Skip Octocode unless you do serious cross-repo code research; its 14 tools (GitHub search, local ripgrep, LSP go-to-definition) overlap with GitHub MCP Server for everyday work. It's excellent for a coding-agent stack — see the best MCP servers for coding agents — but redundant next to GitHub for casual use.

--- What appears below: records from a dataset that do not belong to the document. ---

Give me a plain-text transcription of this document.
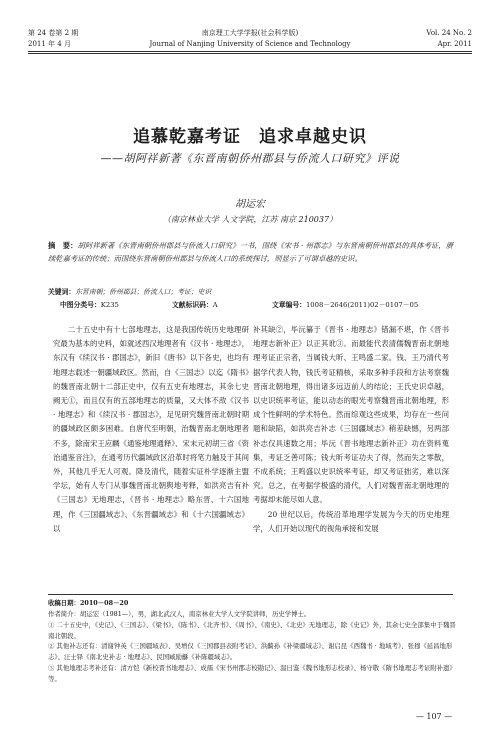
第 24 卷第 2 期
2011 年 4 月
南京理工大学学报(社会科学版)
Journal of Nanjing University of Science and Technology
Vol. 24 No. 2
Apr. 2011
追慕乾嘉考证　追求卓越史识
——胡阿祥新著《东晋南朝侨州郡县与侨流人口研究》评说
胡运宏
（南京林业大学 人文学院，江苏 南京 210037）
摘　要：胡阿祥新著《东晋南朝侨州郡县与侨流人口研究》一书，围绕《宋书 · 州郡志》与东晋南朝侨州郡县的具体考证，赓续乾嘉考证的传统；而围绕东晋南朝侨州郡县与侨流人口的系统探讨，则显示了可谓卓越的史识。
关键词：东晋南朝；侨州郡县；侨流人口；考证；史识
中图分类号：K235	文献标识码：A	文章编号：1008－2646(2011)02－0107－05

二十五史中有十七部地理志，这是我国传统历史地理研究最为基本的史料，如就述西汉地理者有《汉书 · 地理志》，东汉有《续汉书 · 郡国志》，新旧《唐书》以下各史，也均有地理志载述一朝疆域政区。然而，自《三国志》以迄《隋书》的魏晋南北朝十二部正史中，仅有五史有地理志，其余七史阙无①，而且仅有的五部地理志的质量，又大体不敌《汉书 · 地理志》和《续汉书 · 郡国志》，足见研究魏晋南北朝时期的疆域政区颇多困难。自唐代至明朝，治魏晋南北朝地理者不多，除南宋王应麟《通鉴地理通释》、宋末元初胡三省《资治通鉴音注》，在通考历代疆域政区沿革时将笔力触及于其间外，其他几乎无人可观。降及清代，随着实证朴学逐渐主盟学坛，始有人专门从事魏晋南北朝舆地考释，如洪亮吉有补《三国志》无地理志，《晋书 · 地理志》略东晋、十六国地理，作《三国疆域志》、《东晋疆域志》和《十六国疆域志》以

补其缺②，毕沅纂于《晋书 · 地理志》错漏不堪，作《晋书地理志新补正》以正其讹③。而最能代表清儒魏晋南北朝地理考证正宗者，当属钱大昕、王鸣盛二家。钱、王乃清代考据学代表人物，钱氏考证精核，采取多种手段和方法考察魏晋南北朝地理，得出诸多远迈前人的结论；王氏史识卓越，以史识统率考证，能以动态的眼光考察魏晋南北朝地理，形成个性鲜明的学术特色。然而综观这些成果，均存在一些问题和缺陷，如洪亮吉补志《三国疆域志》稍差缺憾，另两部补志仅具速数之用；毕沅《晋书地理志新补正》功在资料蒐集，考证乏善可陈；钱大昕考证功夫了得，然而失之零散，不成系统；王鸣盛以史识统率考证，却又考证拙劣，难以深究。总之，在考据学极盛的清代，人们对魏晋南北朝地理的考据却未能尽如人意。

20 世纪以后，传统沿革地理学发展为今天的历史地理学，人们开始以现代的视角承接和发展

收稿日期：2010－08－20
作者简介：胡运宏（1981—），男，湖北武汉人，南京林业大学人文学院讲师，历史学博士。
① 二十五史中，《史记》、《三国志》、《梁书》、《陈书》、《北齐书》、《周书》、《南史》、《北史》无地理志，除《史记》外，其余七史全部集中于魏晋南北朝段。
② 其他补志还有：清谢钟英《三国疆域表》、吴增仅《三国郡县表附考证》、洪齮孙《补梁疆域志》、谢启昆《西魏书 · 地域考》、张穆《延昌地形志》、汪士铎《南北史补志 · 地理志》、民国臧励龢《补陈疆域志》。
③ 其他地理志考补还有：清方恺《新校晋书地理志》、成孺《宋书州郡志校勘记》、温曰鉴《魏书地形志校录》、杨守敬《隋书地理志考证附补遗》等。
— 107 —
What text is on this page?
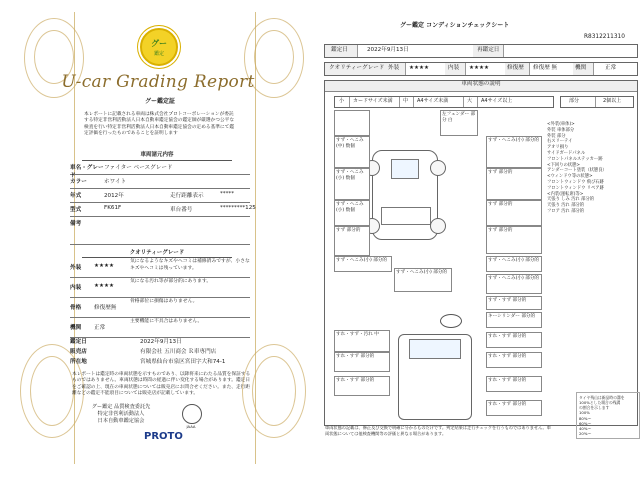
グー
鑑定
U-car Grading Report
グー鑑定証
本レポートに記載される車両は株式会社プロトコーポレーションが委託する特定非営利活動法人日本自動車鑑定協会の鑑定師が厳選かつ公平な検査を行い特定非営利活動法人日本自動車鑑定協会の定める基準にて鑑定評価を行ったものであることを証明します
車両諸元内容
車名・グレード
ファイター ベースグレード
カラー	ホワイト
年式	2012年	走行距離表示	*****
型式	FK61F	車台番号	*********125
備考
クオリティーグレード
外装	★★★★
気になるようなキズやヘコミは補修済みですが、小さなキズやヘコミは残っています。
内装	★★★★
気になる汚れ等が部分的にあります。
骨格	修復歴無
骨格部位に損傷はありません。
機関	正常
主要機能に不具合はありません。
鑑定日	2022年9月13日
販売店	有限会社 五川商会 Ｒ車専門店
所在地	宮城県仙台市泉区宮田字大和74-1
本レポートは鑑定時の車両状態を示すものであり、以降将来にわたる品質を保証するものではありません。車両状態は時間の経過に伴い変化する場合があります。鑑定日をご確認の上、現在の車両状態については販売店にお問合せください。また、走行距離などの鑑定不能項目については販売店が記載しています。
グー鑑定 品質検査委託先
特定非営利活動法人
日本自動車鑑定協会
JAAA
PROTO
グー鑑定 コンディションチェックシート
R8312211310
鑑定日	2022年9月13日	再鑑定日
クオリティーグレード 外装 ★★★★	内装 ★★★★	修復歴 修復歴 無	機関	正常
車両状態の説明
小 カードサイズ未満 中 A4サイズ未満	大 A4サイズ以上	部分	2個以上
すず・へこみ(中) 数個
すず・へこみ(小) 数個
すず・へこみ(小) 数個
すず 部分的
すず・へこみ(小) 部分的
すず・へこみ(小) 部分的
すれ・すず・汚れ 中
すれ・すず 部分的
すれ・すず 部分的
左フェンダー 部分 白
すず・へこみ(小) 部分的
すず 部分的
すず 部分的
すず 部分的
すず・へこみ(小) 部分的
すず・へこみ(小) 部分的
すず・すず 部分的
キーシリンダー 部分的
すれ・すず 部分的
すれ・すず 部分的
すれ・すず 部分的
すれ・すず 部分的
<外装(車体)>
外装 車体部分
外装 部分
右スリーテイ
アオリ損り
サイドガードパネル
フロントパネルステッカー跡
<下回りの状態>
アンダーコート塗装（状態良）
<ウィンドウ等の状態>
フロントウィンドウ 飛び石跡
フロントウィンドウ リペア跡
<内装(運転席)等>
天張り しみ 汚れ 部分的
天張り 汚れ 部分的
フロア 汚れ 部分的
タイヤ残山は新品時の溝を
100%とした場合の残溝
の割合を示します
100%
80%〜
60%〜
40%〜
20%〜
車両状態の記載は、修正及び交換で明確に分かるものだけです。判定結果は走行チェックを行うものではありません。車両状態については他検査機関等の評価と異なる場合があります。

Skip anything that duplicates a job you've already filled. Two GitHub servers, two doc servers, two shell servers — pick one each. Every duplicate is a tax on tool selection with no upside.
A minimal config that fits the budget
Start with two local servers and add from there. This is GitHub (Docker) plus Package Registry — enough for real code and dependency work while leaving budget to spare:
{
"mcpServers": {
"github": {
"command": "docker",
"args": ["run", "-i", "--rm", "-e", "GITHUB_PERSONAL_ACCESS_TOKEN", "ghcr.io/github/github-mcp-server"],
"env": { "GITHUB_PERSONAL_ACCESS_TOKEN": "<your-github-pat>" }
},
"package-registry": {
"command": "npx",
"args": ["package-registry-mcp"]
}
}
}
Mint a fine-grained PAT scoped to only the repos you need — a broad token hands Claude read/write across everything. If hand-editing JSON isn't your thing, the config generator builds valid blocks per client, and each server's page carries a ready-to-paste snippet. For failures after a restart, the troubleshooting guide covers the usual suspects.